Browser Hijacking is a serious issue in computer security and it seems to be more and more common these days. Often the users is unaware that settings have been changed and then they surf or get redirected to malicious sites. This helps prevent users from having different aspects of their browser (search engines, home pages, etc) from being redirected without the owners knowledge. This will help protect not only from malicious actions but also ones that may not be malicious but still frustrating none the less.
Web of Trust
Web of Trust is a reputation based plugin that helps to categorize and rate websites based on their trustworthiness. This is a constantly updated database from a world wide community of millions of users. There are lots of services like this and corporations then to use premium paid version and this allows an individual to get some of that knowledge and security as well. This protects you from more than just the viruses, tracking, and other malware above. This helps prevent and protect you from deceitful sites, bad information, scams, etc. It provides a great compliment to the other technical stops by giving you the “man in the loop” factor in terms of rating and protection.
I hope this help some folks with some better browsing and security whether at home or on the road. These days everyone and everything is connected and it takes more vigilance to protect yourself against more and more sophisticated threats. This helps prevent a lot of the common issues you will find out there when browsing online. Note though, nothing is foolproof so you do need to have some level of caution still when you are surfing websites.
P.S. Let me know if you think I should try to do more technology, security, etc. posts or stick with just the traditional travel posts? Did you find this helpful? Do you have other plugins you use / recommend as well?

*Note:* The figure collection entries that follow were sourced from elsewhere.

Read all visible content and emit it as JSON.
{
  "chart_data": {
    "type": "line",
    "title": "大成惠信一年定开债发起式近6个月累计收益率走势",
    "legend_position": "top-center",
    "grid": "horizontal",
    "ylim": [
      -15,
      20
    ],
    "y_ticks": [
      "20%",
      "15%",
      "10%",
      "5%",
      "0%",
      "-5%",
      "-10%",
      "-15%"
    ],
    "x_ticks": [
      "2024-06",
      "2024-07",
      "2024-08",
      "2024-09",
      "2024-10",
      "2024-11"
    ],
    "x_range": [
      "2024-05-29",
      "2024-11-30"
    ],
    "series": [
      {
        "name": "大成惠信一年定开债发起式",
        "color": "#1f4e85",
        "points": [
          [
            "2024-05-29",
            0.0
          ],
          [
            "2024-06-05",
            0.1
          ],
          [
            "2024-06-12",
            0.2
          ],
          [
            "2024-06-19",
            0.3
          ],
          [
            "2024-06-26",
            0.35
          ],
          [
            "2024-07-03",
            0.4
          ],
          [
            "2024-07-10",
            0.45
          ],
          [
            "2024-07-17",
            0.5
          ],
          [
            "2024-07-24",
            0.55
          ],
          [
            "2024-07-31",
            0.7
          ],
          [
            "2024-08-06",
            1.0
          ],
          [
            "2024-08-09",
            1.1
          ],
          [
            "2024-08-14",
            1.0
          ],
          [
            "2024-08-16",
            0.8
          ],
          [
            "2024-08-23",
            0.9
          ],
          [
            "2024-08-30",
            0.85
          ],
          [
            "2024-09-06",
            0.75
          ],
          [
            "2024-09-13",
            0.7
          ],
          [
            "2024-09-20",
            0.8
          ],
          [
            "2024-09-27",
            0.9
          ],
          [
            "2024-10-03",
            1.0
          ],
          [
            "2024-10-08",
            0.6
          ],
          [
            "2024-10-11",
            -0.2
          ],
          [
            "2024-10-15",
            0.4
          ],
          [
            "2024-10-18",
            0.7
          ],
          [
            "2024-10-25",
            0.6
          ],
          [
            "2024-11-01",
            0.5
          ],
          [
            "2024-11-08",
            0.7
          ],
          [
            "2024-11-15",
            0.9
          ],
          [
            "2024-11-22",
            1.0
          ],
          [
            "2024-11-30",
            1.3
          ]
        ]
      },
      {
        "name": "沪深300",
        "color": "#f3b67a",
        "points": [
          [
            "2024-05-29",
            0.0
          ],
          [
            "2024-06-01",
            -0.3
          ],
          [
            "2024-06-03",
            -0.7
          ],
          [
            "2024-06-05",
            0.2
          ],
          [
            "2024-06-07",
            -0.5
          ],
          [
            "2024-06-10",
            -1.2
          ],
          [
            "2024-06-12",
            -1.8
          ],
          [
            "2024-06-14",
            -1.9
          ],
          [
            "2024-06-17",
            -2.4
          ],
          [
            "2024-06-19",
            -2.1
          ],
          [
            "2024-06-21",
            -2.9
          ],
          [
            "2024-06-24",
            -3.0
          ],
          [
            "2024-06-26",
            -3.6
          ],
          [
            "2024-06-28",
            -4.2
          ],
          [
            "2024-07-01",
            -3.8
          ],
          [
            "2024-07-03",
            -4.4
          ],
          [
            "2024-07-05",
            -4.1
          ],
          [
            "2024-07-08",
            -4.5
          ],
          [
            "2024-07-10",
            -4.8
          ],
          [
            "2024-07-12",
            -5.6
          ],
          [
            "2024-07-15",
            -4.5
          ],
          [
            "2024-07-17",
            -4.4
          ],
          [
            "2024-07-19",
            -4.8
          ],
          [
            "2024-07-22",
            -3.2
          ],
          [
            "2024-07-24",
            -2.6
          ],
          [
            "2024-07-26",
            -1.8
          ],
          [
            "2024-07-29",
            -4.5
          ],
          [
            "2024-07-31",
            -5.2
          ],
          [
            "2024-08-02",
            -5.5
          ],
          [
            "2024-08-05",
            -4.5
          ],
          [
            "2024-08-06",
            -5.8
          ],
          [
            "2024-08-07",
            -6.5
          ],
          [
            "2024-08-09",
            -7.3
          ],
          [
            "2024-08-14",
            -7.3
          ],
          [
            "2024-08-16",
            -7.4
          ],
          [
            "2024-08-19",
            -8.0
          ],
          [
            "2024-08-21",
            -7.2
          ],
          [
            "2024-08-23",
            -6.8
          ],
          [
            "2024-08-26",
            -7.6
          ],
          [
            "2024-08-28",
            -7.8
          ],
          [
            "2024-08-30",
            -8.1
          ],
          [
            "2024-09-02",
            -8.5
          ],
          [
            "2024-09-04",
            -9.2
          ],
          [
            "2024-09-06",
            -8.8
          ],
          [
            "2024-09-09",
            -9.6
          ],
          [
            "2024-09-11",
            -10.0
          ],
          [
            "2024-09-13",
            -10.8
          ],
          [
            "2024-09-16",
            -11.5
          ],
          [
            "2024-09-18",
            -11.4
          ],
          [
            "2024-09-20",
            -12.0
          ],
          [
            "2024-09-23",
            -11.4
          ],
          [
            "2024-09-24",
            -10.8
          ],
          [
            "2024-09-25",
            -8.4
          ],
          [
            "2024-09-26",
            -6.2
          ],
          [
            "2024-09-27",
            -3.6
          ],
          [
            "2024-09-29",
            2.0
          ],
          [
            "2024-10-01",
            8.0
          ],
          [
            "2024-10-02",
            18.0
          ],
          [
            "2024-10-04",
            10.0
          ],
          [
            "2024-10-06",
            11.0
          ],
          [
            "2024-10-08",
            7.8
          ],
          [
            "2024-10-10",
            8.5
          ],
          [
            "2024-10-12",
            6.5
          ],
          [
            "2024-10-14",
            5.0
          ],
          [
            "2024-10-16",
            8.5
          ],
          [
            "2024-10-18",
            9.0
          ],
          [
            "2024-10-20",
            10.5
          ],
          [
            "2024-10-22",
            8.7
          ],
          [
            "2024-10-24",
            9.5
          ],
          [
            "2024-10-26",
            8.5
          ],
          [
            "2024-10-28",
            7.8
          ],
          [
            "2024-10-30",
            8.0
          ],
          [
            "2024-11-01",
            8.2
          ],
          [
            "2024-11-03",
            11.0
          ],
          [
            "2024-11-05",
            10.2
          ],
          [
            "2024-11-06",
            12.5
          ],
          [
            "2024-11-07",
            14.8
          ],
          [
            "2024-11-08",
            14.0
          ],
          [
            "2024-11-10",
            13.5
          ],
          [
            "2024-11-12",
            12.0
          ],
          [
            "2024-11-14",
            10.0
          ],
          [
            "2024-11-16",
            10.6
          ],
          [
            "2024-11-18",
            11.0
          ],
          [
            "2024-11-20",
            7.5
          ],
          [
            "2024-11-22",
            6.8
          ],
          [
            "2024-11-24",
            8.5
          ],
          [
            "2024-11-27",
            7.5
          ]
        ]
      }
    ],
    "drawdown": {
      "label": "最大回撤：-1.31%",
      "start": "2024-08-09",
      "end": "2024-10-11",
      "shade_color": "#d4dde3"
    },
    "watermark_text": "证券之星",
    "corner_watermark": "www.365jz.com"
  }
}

Very interesting post, Anwar. It’s always good to get some tips like this. And to answer you, I’ve also been unsure in the past as to whether it’s a good idea to branch out to other areas in blogging. Perhaps you could do a weekly feature, on a particular day. Just an idea.
Yeah that’s a good idea, thanks Andrew. It’s hard to think about where to expand vs. what is useful to your audience. Is it better to make another site with those specific topics or add in a section for those topics. Decisions, decisions! But I like the idea of making a regular feature perhaps weekly or monthly and see how things go. I have a few ideas for features, so I will have to see what works!